Inequality in African society
Ancient African society didn’t have the huge differences between rich and poor people that plagued Europe and Asia. North Africa, being part of the Mediterranean community, was an exception. But south of the Sahara even kings and queens were not so much richer than their subjects. There were still kings and queens, though. Even if they weren’t very rich they did have power over the other people in their area. Traders often got to be very powerful as well.
Family and women in early Africa
Family was very important to African social networks. Networks of cousins and second cousins and even more distant relatives handled a lot of African trade. In famines, too, people counted on distant relatives living in other regions to help them out. Women often had more power in African families than they did in other parts of the world. You can see this in the Epic of Sundiata, where the prince’s mother and his rival’s mother, and a woman adviser, are all important positive characters in the story. In East Africa, a series of queens ruled Meroë all through the first century AD.
Schools in African history
All over Islamic Africa – North Africa, West Africa, and East Africa – many boys went to school in the mosques, where they learned to recite the Quran. Bantu girls, both Muslim and traditional believers, had specialized training before they were able to marry. The boys participated in elaborate lessons to teach them how to be warriors and responsible men.
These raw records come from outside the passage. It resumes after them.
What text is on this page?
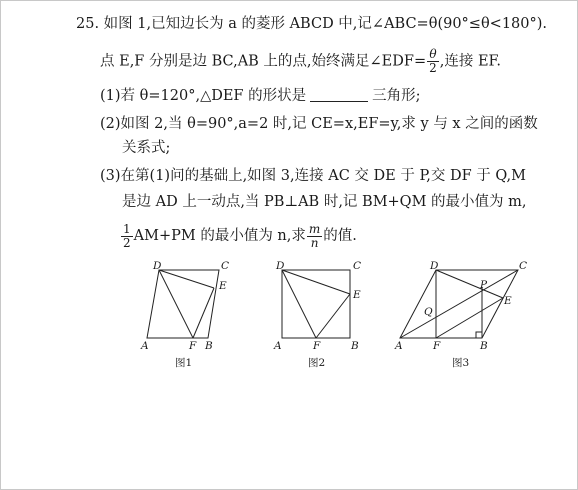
25. 如图 1,已知边长为 a 的菱形 ABCD 中,记∠ABC=θ(90°≤θ<180°).
点 E,F 分别是边 BC,AB 上的点,始终满足∠EDF= $\frac{\theta}{2}$ ,连接 EF.
(1)若 θ=120°,△DEF 的形状是	三角形;
(2)如图 2,当 θ=90°,a=2 时,记 CE=x,EF=y,求 y 与 x 之间的函数
关系式;
(3)在第(1)问的基础上,如图 3,连接 AC 交 DE 于 P,交 DF 于 Q,M
是边 AD 上一动点,当 PB⊥AB 时,记 BM+QM 的最小值为 m,
$\frac{1}{2} AM+PM$ 的最小值为 n,求 $\frac{m}{n}$ 的值.
D	C
E
A	F B
图1
D	C
E
A	F	B
图2
D	C
P
E
Q
A	F	B
图3
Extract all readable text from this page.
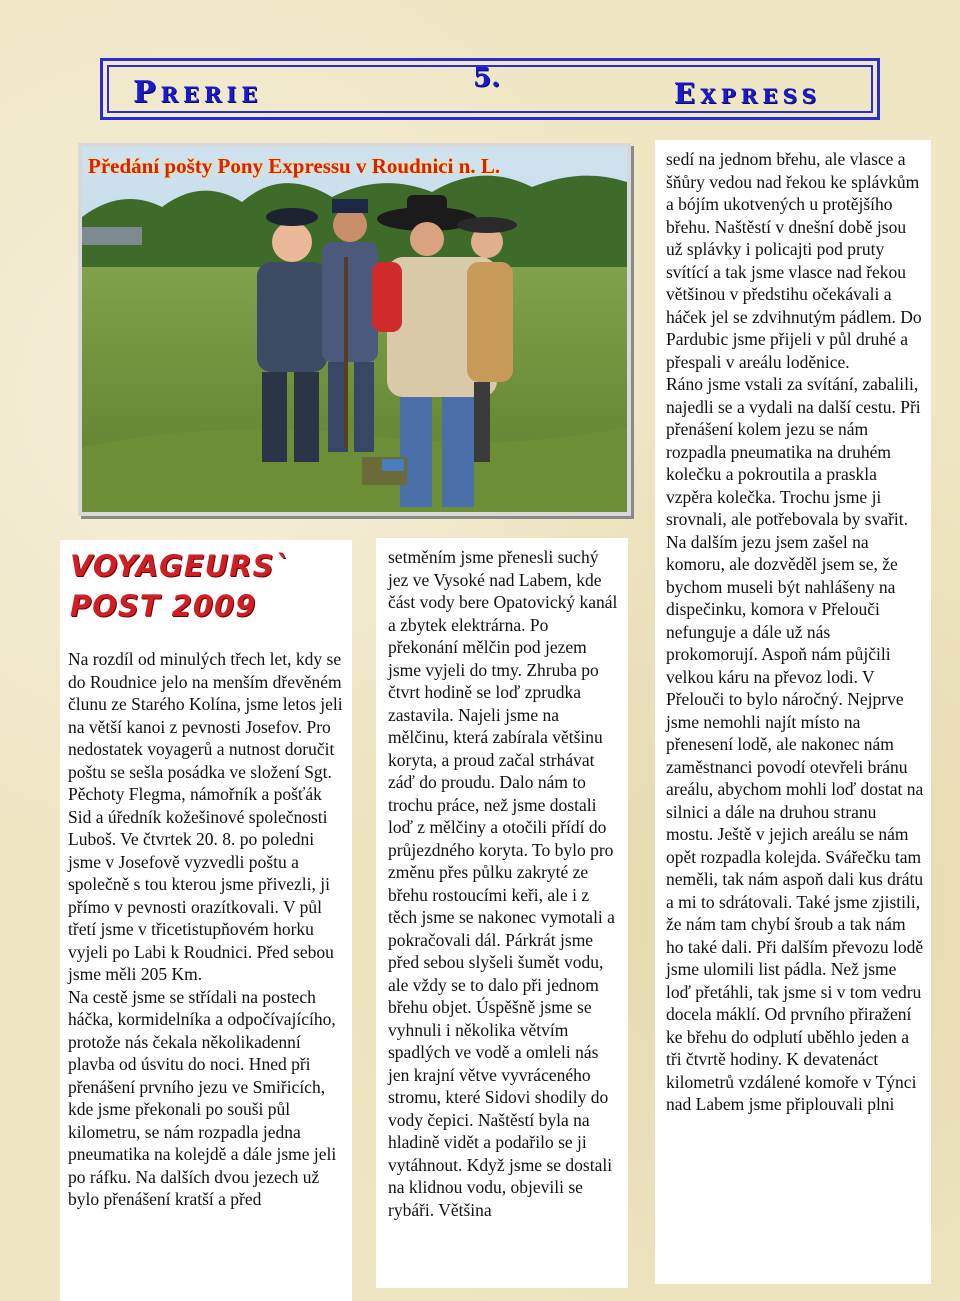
Prerie	5.	Express
Předání pošty Pony Expressu v Roudnici n. L.	sedí na jednom břehu, ale vlasce a šňůry vedou nad řekou ke splávkům a bójím ukotvených u protějšího břehu. Naštěstí v dnešní době jsou už splávky i policajti pod pruty svítící a tak jsme vlasce nad řekou většinou v předstihu očekávali a háček jel se zdvihnutým pádlem. Do Pardubic jsme přijeli v půl druhé a přespali v areálu loděnice.

Ráno jsme vstali za svítání, zabalili, najedli se a vydali na další cestu. Při přenášení kolem jezu se nám rozpadla pneumatika na druhém kolečku a pokroutila a praskla vzpěra kolečka. Trochu jsme ji srovnali, ale potřebovala by svařit. Na dalším jezu jsem zašel na komoru, ale dozvěděl jsem se, že bychom museli být nahlášeny na dispečinku, komora v Přelouči nefunguje a dále už nás prokomorují. Aspoň nám půjčili velkou káru na převoz lodi. V Přelouči to bylo náročný. Nejprve jsme nemohli najít místo na přenesení lodě, ale nakonec nám zaměstnanci povodí otevřeli bránu areálu, abychom mohli loď dostat na silnici a dále na druhou stranu mostu. Ještě v jejich areálu se nám opět rozpadla kolejda. Svářečku tam neměli, tak nám aspoň dali kus drátu a mi to sdrátovali. Také jsme zjistili, že nám tam chybí šroub a tak nám ho také dali. Při dalším převozu lodě jsme ulomili list pádla. Než jsme loď přetáhli, tak jsme si v tom vedru docela máklí. Od prvního přiražení ke břehu do odplutí uběhlo jeden a tři čtvrtě hodiny. K devatenáct kilometrů vzdálené komoře v Týnci nad Labem jsme připlouvali plni

Na rozdíl od minulých třech let, kdy se do Roudnice jelo na menším dřevěném člunu ze Starého Kolína, jsme letos jeli na větší kanoi z pevnosti Josefov. Pro nedostatek voyagerů a nutnost doručit poštu se sešla posádka ve složení Sgt. Pěchoty Flegma, námořník a pošťák Sid a úředník kožešinové společnosti Luboš. Ve čtvrtek 20. 8. po poledni jsme v Josefově vyzvedli poštu a společně s tou kterou jsme přivezli, ji přímo v pevnosti orazítkovali. V půl třetí jsme v třicetistupňovém horku vyjeli po Labi k Roudnici. Před sebou jsme měli 205 Km.

Na cestě jsme se střídali na postech háčka, kormidelníka a odpočívajícího, protože nás čekala několikadenní plavba od úsvitu do noci. Hned při přenášení prvního jezu ve Smiřicích, kde jsme překonali po souši půl kilometru, se nám rozpadla jedna pneumatika na kolejdě a dále jsme jeli po ráfku. Na dalších dvou jezech už bylo přenášení kratší a před

VOYAGEURS`
POST 2009

setměním jsme přenesli suchý jez ve Vysoké nad Labem, kde část vody bere Opatovický kanál a zbytek elektrárna. Po překonání mělčin pod jezem jsme vyjeli do tmy. Zhruba po čtvrt hodině se loď zprudka zastavila. Najeli jsme na mělčinu, která zabírala většinu koryta, a proud začal strhávat záď do proudu. Dalo nám to trochu práce, než jsme dostali loď z mělčiny a otočili přídí do průjezdného koryta. To bylo pro změnu přes půlku zakryté ze břehu rostoucími keři, ale i z těch jsme se nakonec vymotali a pokračovali dál. Párkrát jsme před sebou slyšeli šumět vodu, ale vždy se to dalo při jednom břehu objet. Úspěšně jsme se vyhnuli i několika větvím spadlých ve vodě a omleli nás jen krajní větve vyvráceného stromu, které Sidovi shodily do vody čepici. Naštěstí byla na hladině vidět a podařilo se ji vytáhnout. Když jsme se dostali na klidnou vodu, objevili se rybáři. Většina
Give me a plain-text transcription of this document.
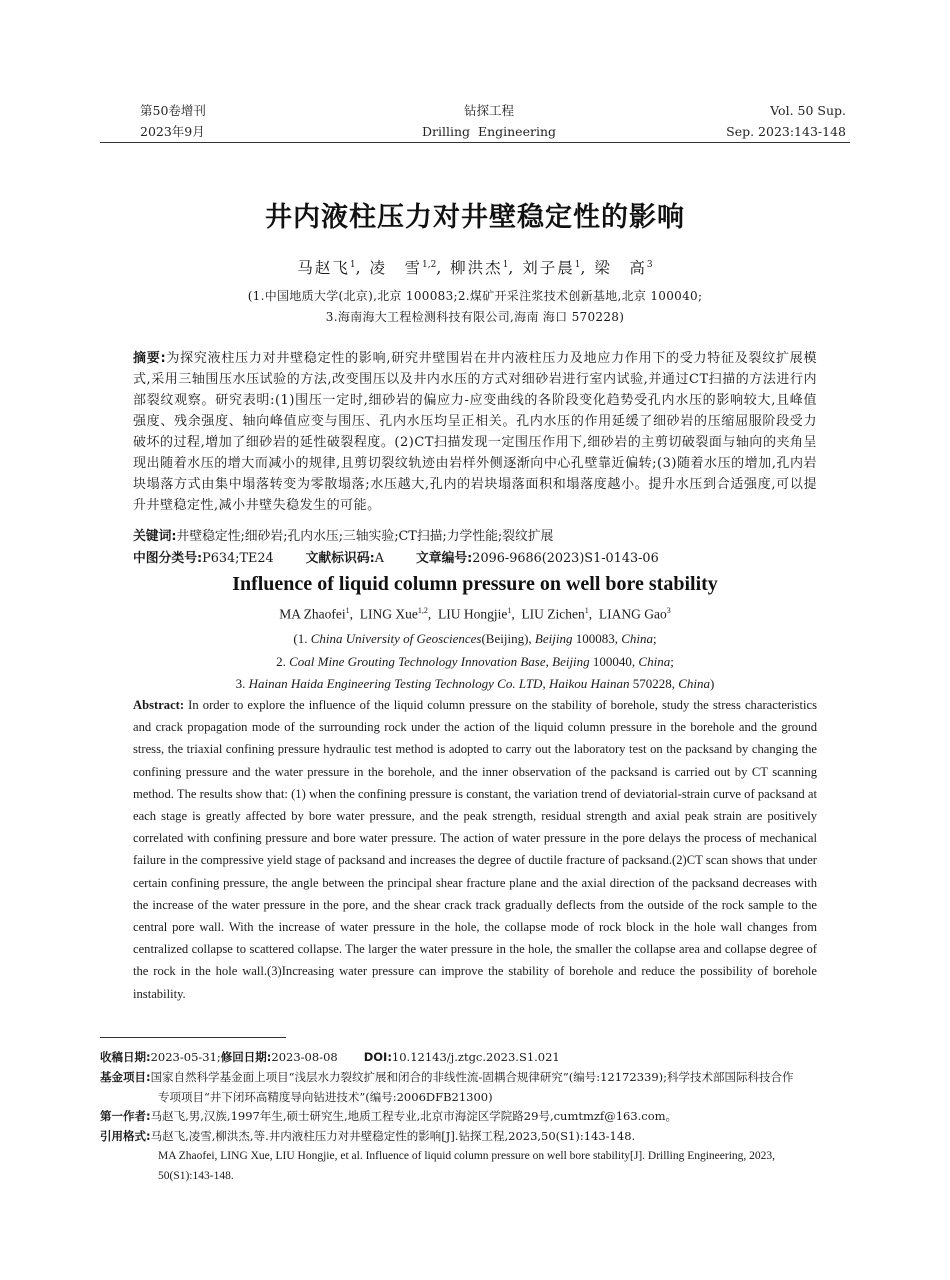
第50卷增刊
2023年9月
钻探工程
Drilling  Engineering
Vol. 50 Sup.
Sep. 2023:143-148
井内液柱压力对井壁稳定性的影响
马赵飞$^1$, 凌　雪$^{1,2}$, 柳洪杰$^1$, 刘子晨$^1$, 梁　高$^3$
(1.中国地质大学(北京),北京 100083;2.煤矿开采注浆技术创新基地,北京 100040;
3.海南海大工程检测科技有限公司,海南 海口 570228)
摘要:为探究液柱压力对井壁稳定性的影响,研究井壁围岩在井内液柱压力及地应力作用下的受力特征及裂纹扩展模式,采用三轴围压水压试验的方法,改变围压以及井内水压的方式对细砂岩进行室内试验,并通过CT扫描的方法进行内部裂纹观察。研究表明:(1)围压一定时,细砂岩的偏应力-应变曲线的各阶段变化趋势受孔内水压的影响较大,且峰值强度、残余强度、轴向峰值应变与围压、孔内水压均呈正相关。孔内水压的作用延缓了细砂岩的压缩屈服阶段受力破坏的过程,增加了细砂岩的延性破裂程度。(2)CT扫描发现一定围压作用下,细砂岩的主剪切破裂面与轴向的夹角呈现出随着水压的增大而减小的规律,且剪切裂纹轨迹由岩样外侧逐渐向中心孔壁靠近偏转;(3)随着水压的增加,孔内岩块塌落方式由集中塌落转变为零散塌落;水压越大,孔内的岩块塌落面积和塌落度越小。提升水压到合适强度,可以提升井壁稳定性,减小井壁失稳发生的可能。
关键词:井壁稳定性;细砂岩;孔内水压;三轴实验;CT扫描;力学性能;裂纹扩展
中图分类号:P634;TE24	文献标识码:A	文章编号:2096-9686(2023)S1-0143-06
Influence of liquid column pressure on well bore stability
MA Zhaofei$^1$,  LING Xue$^{1,2}$,  LIU Hongjie$^1$,  LIU Zichen$^1$,  LIANG Gao$^3$
(1. China University of Geosciences(Beijing), Beijing 100083, China;
2. Coal Mine Grouting Technology Innovation Base, Beijing 100040, China;
3. Hainan Haida Engineering Testing Technology Co. LTD, Haikou Hainan 570228, China)
Abstract: In order to explore the influence of the liquid column pressure on the stability of borehole, study the stress characteristics and crack propagation mode of the surrounding rock under the action of the liquid column pressure in the borehole and the ground stress, the triaxial confining pressure hydraulic test method is adopted to carry out the laboratory test on the packsand by changing the confining pressure and the water pressure in the borehole, and the inner observation of the packsand is carried out by CT scanning method. The results show that: (1) when the confining pressure is constant, the variation trend of deviatorial-strain curve of packsand at each stage is greatly affected by bore water pressure, and the peak strength, residual strength and axial peak strain are positively correlated with confining pressure and bore water pressure. The action of water pressure in the pore delays the process of mechanical failure in the compressive yield stage of packsand and increases the degree of ductile fracture of packsand.(2)CT scan shows that under certain confining pressure, the angle between the principal shear fracture plane and the axial direction of the packsand decreases with the increase of the water pressure in the pore, and the shear crack track gradually deflects from the outside of the rock sample to the central pore wall. With the increase of water pressure in the hole, the collapse mode of rock block in the hole wall changes from centralized collapse to scattered collapse. The larger the water pressure in the hole, the smaller the collapse area and collapse degree of the rock in the hole wall.(3)Increasing water pressure can improve the stability of borehole and reduce the possibility of borehole instability.
收稿日期:2023-05-31;修回日期:2023-08-08 DOI:10.12143/j.ztgc.2023.S1.021
基金项目:国家自然科学基金面上项目“浅层水力裂纹扩展和闭合的非线性流-固耦合规律研究”(编号:12172339);科学技术部国际科技合作
专项项目“井下闭环高精度导向钻进技术”(编号:2006DFB21300)
第一作者:马赵飞,男,汉族,1997年生,硕士研究生,地质工程专业,北京市海淀区学院路29号,cumtmzf@163.com。
引用格式:马赵飞,凌雪,柳洪杰,等.井内液柱压力对井壁稳定性的影响[J].钻探工程,2023,50(S1):143-148.
MA Zhaofei, LING Xue, LIU Hongjie, et al. Influence of liquid column pressure on well bore stability[J]. Drilling Engineering, 2023,
50(S1):143-148.
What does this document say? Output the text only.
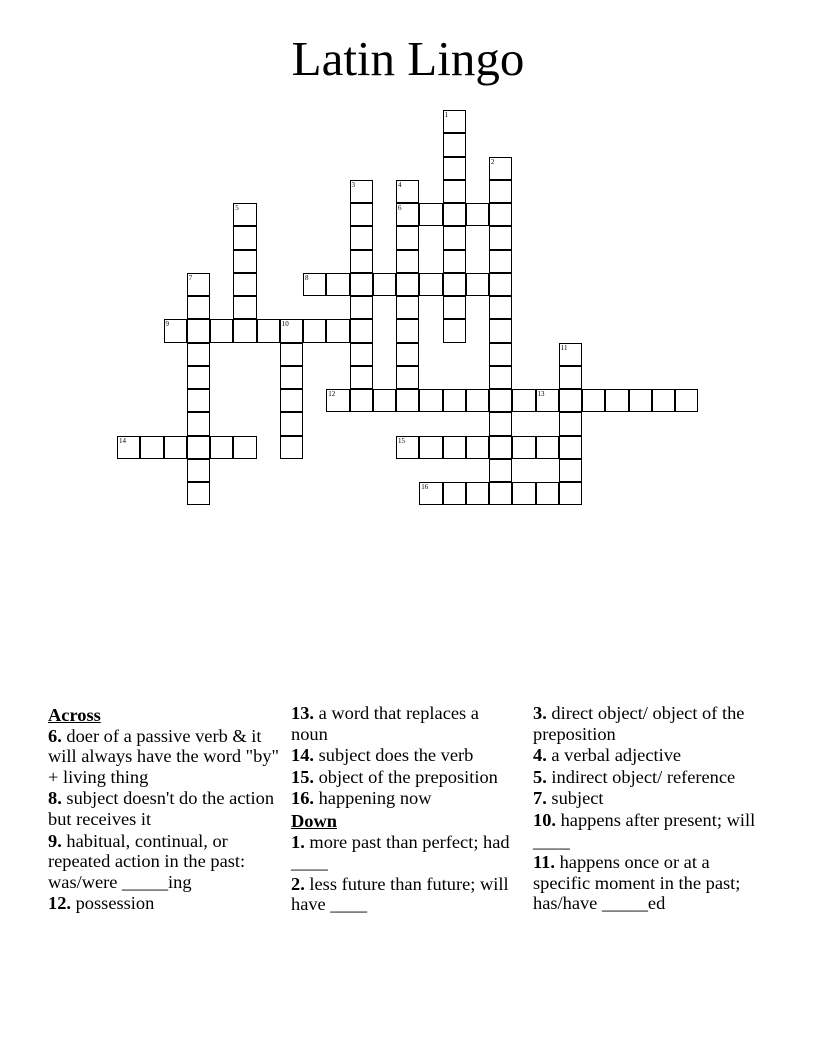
Latin Lingo
1
2
3	4
6
5
7	8
9	10
11
12	13
14	15
16
Across
6. doer of a passive verb & it will always have the word "by" + living thing
8. subject doesn't do the action but receives it
9. habitual, continual, or repeated action in the past: was/were _____ing
12. possession
13. a word that replaces a noun
14. subject does the verb
15. object of the preposition
16. happening now
Down
1. more past than perfect; had ____
2. less future than future; will have ____
3. direct object/ object of the preposition
4. a verbal adjective
5. indirect object/ reference
7. subject
10. happens after present; will ____
11. happens once or at a specific moment in the past; has/have _____ed
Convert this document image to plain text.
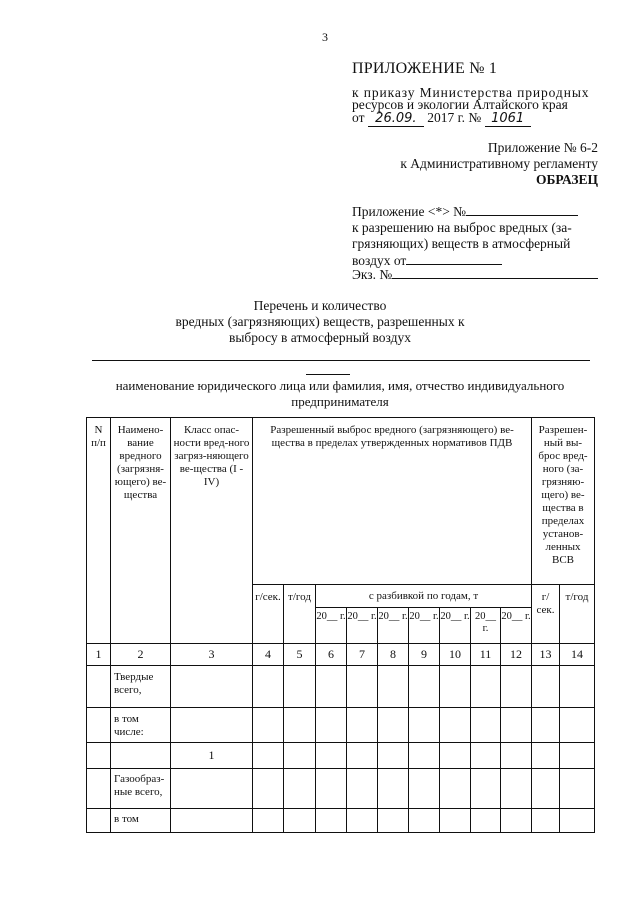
3
ПРИЛОЖЕНИЕ № 1
к приказу Министерства природных
ресурсов и экологии Алтайского края
от 26.09. 2017 г. № 1061
Приложение № 6-2
к Административному регламенту
ОБРАЗЕЦ
Приложение <*> №
к разрешению на выброс вредных (за-
грязняющих) веществ в атмосферный
воздух от
Экз. №
Перечень и количество
вредных (загрязняющих) веществ, разрешенных к
выбросу в атмосферный воздух
наименование юридического лица или фамилия, имя, отчество индивидуального
предпринимателя
N п/п	Наимено-вание вредного (загрязня-ющего) ве-щества	Класс опас-ности вред-ного загряз-няющего ве-щества (I - IV)	Разрешенный выброс вредного (загрязняющего) ве-щества в пределах утвержденных нормативов ПДВ									Разрешен-ный вы-брос вред-ного (за-грязняю-щего) ве-щества в пределах установ-ленных ВСВ	

			г/сек.	т/год	с разбивкой по годам, т							г/сек.	т/год

					20__ г.	20__ г.	20__ г.	20__ г.	20__ г.	20__ г.	20__ г.		
1	2	3	4	5	6	7	8	9	10	11	12	13	14
	Твердые всего,												
	в том числе:												
		1											
	Газообраз-ные всего,												
	в том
People expected more formal training of girls and boys in Africa than among peasants in Europe or Asia.
Slavery in early Africa
Africans had slaves from the earliest times among themselves. They mainly acted as personal servants, minding babies and carrying water. But, damaging as this practice was, it was far outdistanced by the practice of capturing people and selling them into slavery abroad. Even before the 1400s AD, when Europeans started sailing directly to Africa, African slave traders were already capturing thousands of West Africans every year and selling them away from their families and their homes. Most of the captured people were probably Bantu, but some came from Ethiopia, Sudan, Mozambique or Kenya.
Traders forced some of these people to walk across the Sahara Desert to be slaves in North Africa, and especially to work in the salt mines of the Sahara. They shipped other people from the east coast of Africa to India and the Persian Gulf, to work in salt mines there. Some enslaved people worked in India, Egypt, West Asia, Cyprus, or the Canary Islands, picking cotton and cutting sugar cane for sugar. African traders probably sold a total of about ten thousand people a year as slaves to the Islamic Empire, India, and Europe in the years before 1500.